I'm not there

In one of the first columns I wrote sophomore year I projected into the future:

"I am sure that I will look back years from now on all these beliefs and snap analyses of books and realize how young, naive and wrong I once was and how much I have lost in becoming old, wise and right. This grayed version of me will wish I had chosen a science or at least something more concrete and more substantial to pursue."

Now I'm not saying that I've lost all that, or that I would change my majors if I could. All I'm saying is that I applied to consulting companies earlier this year, which the younger me would never have considered. I will never outlive the shame of doing so. That just isn't me.

Whenever big change comes along, which at this stage in our lives is very frequently, we have to look in the mirror and make real decisions. What major you choose, what organizations you join, where to go abroad, what jobs you pursue or what graduate degrees you aspire to are all necessarily based in decisions about who we think we are.

So what can I say about myself? Well, I've got one thing that I'm pretty sure my friends would use to describe me: I like Bob Dylan.

I'm wearing a Dylan shirt in my headshot to the side there. My freshman year was spent pretty headphone-immersed, and Bob was my main choice.

I can trace the love affair back to sophomore year of high school. One day, before class started, I was listening to a particularly nasty, high-pitched harmonica solo, when the people sitting next to me burst out laughing and asked what the hell I was listening to.

I guess that's a pretty embarrassing little memory, but there was something special about that moment: I felt like a rebel. In college, I have come to the sad realization that liking Bob Dylan doesn't exactly make me a rebel, but it does make me kind of pretentious. That's something, I guess.

But I don't think I'm nearly as pretentious as I once was, and, sad as it is to say, Dylan doesn't mean as much to me as he once did. There are things that define very specific stages in our lives and can never mean the same to us again. Its true of music and movies, of course, but it is also true of friends and relationships: people change.
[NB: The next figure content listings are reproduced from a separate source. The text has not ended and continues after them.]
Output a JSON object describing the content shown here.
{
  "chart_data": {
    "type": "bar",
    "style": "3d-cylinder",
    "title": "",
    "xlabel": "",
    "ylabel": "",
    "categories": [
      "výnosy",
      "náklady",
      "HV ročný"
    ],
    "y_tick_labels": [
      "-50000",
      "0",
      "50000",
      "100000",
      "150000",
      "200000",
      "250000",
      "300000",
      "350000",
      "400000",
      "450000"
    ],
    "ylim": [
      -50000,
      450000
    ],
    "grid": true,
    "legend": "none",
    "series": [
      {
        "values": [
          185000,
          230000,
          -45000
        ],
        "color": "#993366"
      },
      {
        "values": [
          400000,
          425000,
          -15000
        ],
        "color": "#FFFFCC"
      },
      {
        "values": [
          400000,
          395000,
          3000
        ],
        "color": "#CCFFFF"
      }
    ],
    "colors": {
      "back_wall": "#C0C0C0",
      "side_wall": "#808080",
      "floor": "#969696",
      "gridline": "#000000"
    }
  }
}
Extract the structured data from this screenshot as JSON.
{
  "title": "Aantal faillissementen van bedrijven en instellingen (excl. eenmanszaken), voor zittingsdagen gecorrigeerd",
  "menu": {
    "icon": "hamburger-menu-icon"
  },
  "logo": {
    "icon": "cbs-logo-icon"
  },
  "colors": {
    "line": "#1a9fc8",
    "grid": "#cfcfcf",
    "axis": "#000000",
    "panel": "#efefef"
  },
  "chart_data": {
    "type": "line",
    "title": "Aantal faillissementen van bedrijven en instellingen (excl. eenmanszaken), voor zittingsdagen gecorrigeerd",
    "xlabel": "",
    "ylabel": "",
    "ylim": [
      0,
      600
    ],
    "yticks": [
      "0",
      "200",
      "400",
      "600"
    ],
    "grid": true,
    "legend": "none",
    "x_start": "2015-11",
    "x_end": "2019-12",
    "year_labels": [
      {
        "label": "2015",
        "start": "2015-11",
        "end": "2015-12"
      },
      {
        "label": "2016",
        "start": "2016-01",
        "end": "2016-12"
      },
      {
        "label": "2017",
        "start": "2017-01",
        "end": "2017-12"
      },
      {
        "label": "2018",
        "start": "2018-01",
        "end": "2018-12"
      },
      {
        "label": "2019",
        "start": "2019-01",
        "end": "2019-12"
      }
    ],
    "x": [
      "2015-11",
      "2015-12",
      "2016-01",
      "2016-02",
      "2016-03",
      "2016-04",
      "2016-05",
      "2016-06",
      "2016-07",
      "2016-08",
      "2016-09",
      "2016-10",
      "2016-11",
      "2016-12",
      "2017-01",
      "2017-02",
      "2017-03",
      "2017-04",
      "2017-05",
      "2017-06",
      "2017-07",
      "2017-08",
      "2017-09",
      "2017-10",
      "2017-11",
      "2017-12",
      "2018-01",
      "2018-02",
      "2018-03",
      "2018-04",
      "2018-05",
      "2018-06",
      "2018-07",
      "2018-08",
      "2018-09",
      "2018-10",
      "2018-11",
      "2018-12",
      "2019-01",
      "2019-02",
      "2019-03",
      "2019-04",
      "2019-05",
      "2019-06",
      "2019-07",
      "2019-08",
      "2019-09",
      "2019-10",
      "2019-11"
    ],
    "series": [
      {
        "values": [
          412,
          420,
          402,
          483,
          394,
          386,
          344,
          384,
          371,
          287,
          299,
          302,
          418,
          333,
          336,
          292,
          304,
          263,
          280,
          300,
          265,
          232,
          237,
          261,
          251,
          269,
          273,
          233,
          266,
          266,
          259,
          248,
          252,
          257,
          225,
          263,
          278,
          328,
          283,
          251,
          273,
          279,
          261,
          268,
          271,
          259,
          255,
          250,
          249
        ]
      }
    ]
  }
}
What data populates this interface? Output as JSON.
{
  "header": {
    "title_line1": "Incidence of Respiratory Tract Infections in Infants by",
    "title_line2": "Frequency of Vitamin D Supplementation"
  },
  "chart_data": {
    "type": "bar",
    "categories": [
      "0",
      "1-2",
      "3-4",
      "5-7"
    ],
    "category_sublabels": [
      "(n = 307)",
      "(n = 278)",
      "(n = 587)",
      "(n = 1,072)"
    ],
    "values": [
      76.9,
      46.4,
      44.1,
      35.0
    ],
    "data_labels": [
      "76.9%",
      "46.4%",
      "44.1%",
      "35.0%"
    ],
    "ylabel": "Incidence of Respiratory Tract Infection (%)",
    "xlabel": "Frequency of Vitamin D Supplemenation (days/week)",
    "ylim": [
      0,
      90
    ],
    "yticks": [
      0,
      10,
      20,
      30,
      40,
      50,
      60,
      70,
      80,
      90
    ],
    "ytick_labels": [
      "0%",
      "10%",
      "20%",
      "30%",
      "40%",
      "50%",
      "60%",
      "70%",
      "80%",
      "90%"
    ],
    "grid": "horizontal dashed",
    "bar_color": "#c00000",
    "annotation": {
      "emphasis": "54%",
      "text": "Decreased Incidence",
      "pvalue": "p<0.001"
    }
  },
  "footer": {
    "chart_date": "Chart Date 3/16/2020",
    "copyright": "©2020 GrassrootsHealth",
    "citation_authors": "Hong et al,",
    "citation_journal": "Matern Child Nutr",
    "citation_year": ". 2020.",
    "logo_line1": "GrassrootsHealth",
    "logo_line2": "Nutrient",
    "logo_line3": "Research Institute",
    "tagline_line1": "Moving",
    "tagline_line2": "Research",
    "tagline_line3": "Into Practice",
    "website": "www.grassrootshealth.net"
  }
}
In the moment everything seems permanent, and only afterwards do we realize how ephemeral even the most important things are.

That's okay, and, honestly, it's necessary to survive. The Bible states (and I'm paraphrasing); "whatever your hands find to do, do it well."

That's my outlook on things right now. I honestly have no idea where I'm going to be in six months. I don't know what my preoccupations will be or with what group of people I'll be spending my time, but I know that I'll throw myself into whatever I find.

I know some of you, even those younger than me, already know what you want the rest of your lives to look like. I am envious in many ways, but that is not my fate.

Because the whole world is out there, waiting to be grabbed. I'm excited to throw myself into something new and different, though it will probably only be for a couple of years. Maybe I'll even try something unconventional while I'm at it.

Now, if the next few years aren't as useful to my professional development as they might be, that's just fine. Right now, I'm more worried about my development as a human. If I experience a few things that I wouldn't put on my resume 30 years down the road, or even on my tombstone, I'm all right with that.

In Woody Allen's "Crimes and Misdemeanors," Professor Levy states, "We're all faced throughout our lives with agonizing decisions, moral choices. Some are on a grand scale, most of these choices are on lesser points. But we define ourselves by the choices we have made. We are, in fact, the sum total of our choices."

So, if things fade, if Dylan fades today and Allen fades a year from now, the enormity of what they have meant to me and of my choice to love them both will always define me in some way, obvious or hidden.

Jordan Everson is a Trinity senior. This is his final column of the semester.